Degene die een parkeervergunning heeft aangevraagd, onderscheidenlijk de vergunninghouder kan schriftelijk beroep instellen bij de gemeenteraad indien:

  • a.

    de parkeervergunning is geweigerd.

  • b.

    Aan de parkeervergunning voorschriften zijn verbonden;

  • c.

    Niet tijdig op de aanvrage om een parkeervergunning is beslist.

  • d.

    De parkeervergunning is ingetrokken.Het beroep moet worden ingesteld binnen een maand na de dag, volgende op die waarop het besluit als bedoelt in het vorige lid is verzonden dan wel binnen een maand, nadat de beslissing op een aanvrage om een parkeervergunning had moeten zijn genomen.
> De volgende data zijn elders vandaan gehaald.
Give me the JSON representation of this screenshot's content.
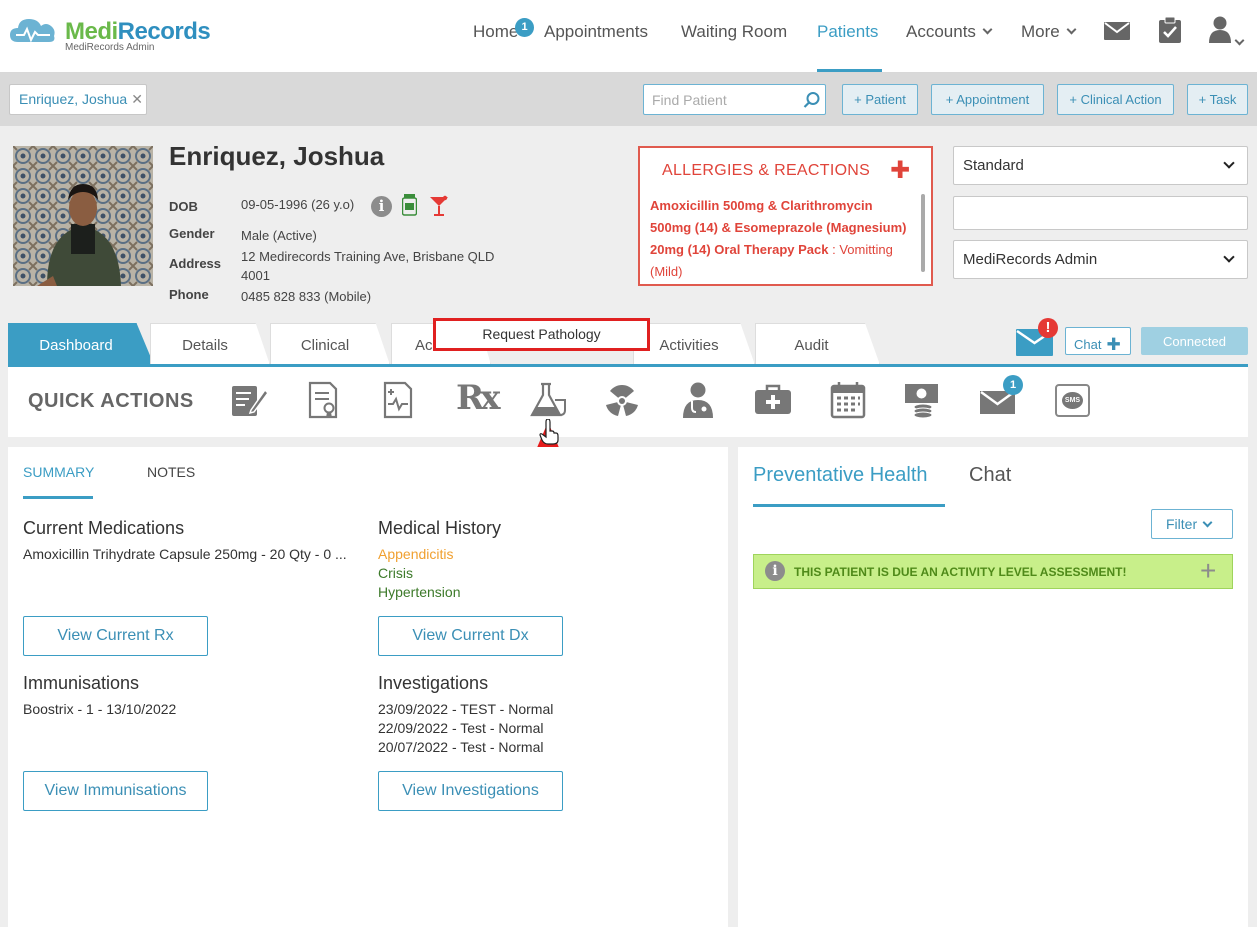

Het beroepschrift moet zijn ondertekend en houdt in:

  • a.

    naam en adres in Nederland van degene die beroep instelt;

  • b.

    de gronden van het beroep.

De gemeenteraad beslist binnen drie maanden na de dag waarop het beroepschrift is ontvangen. Hij kan de termijn van drie maanden ten hoogste met twee maanden verlengen. Zijn beslissing is met redenen omkleed.

Artikel 12

Het is verboden op een openbaar weggedeelte als bedoelt in artikel 2 te parkeren:

  • a.

    zonder parkeervergunning dan wel

  • b.

    zonder dat in het motorvoertuig een door of namens Burgemeester en Wethouders afgegeven vergunningsbewijs duidelijk zichtbaar is aangebracht, dan wel

  • c.

    in strijd met de aan de parkeervergunning verbonden voorschriften.

Artikel 13

Voor zover op overtreding van het bepaalde in artikel 12 van deze verordening niet reeds straf is gesteld in artikel 139 van het Reglement Verkeersregels en verkeerstekens, wordt overtreding daarvan gestraft met hechtenis van ten hoogste twee maanden of een geldboete van ten hoogste tweede categorie.

Artikel 14

Behalve de in artikel 141 van het wetboek van Strafvordering genoemde ambtenaren zijn met de handhaving en de zorg voor de naleving van deze verordening en de opsporing van de hierin bedoelde strafbare feiten belast de daartoe door de Burgemeester aangewezen ambtenaren.

Artikel 15

Deze verordening treedt in werking met ingang van de dag na die van haar afkondiging en kan worden aangehaald als ‘Verordening parkeren belanghebbenden’.

Ondertekening

Aldus vastgesteld in de openbare vergadering van 20 november 1990.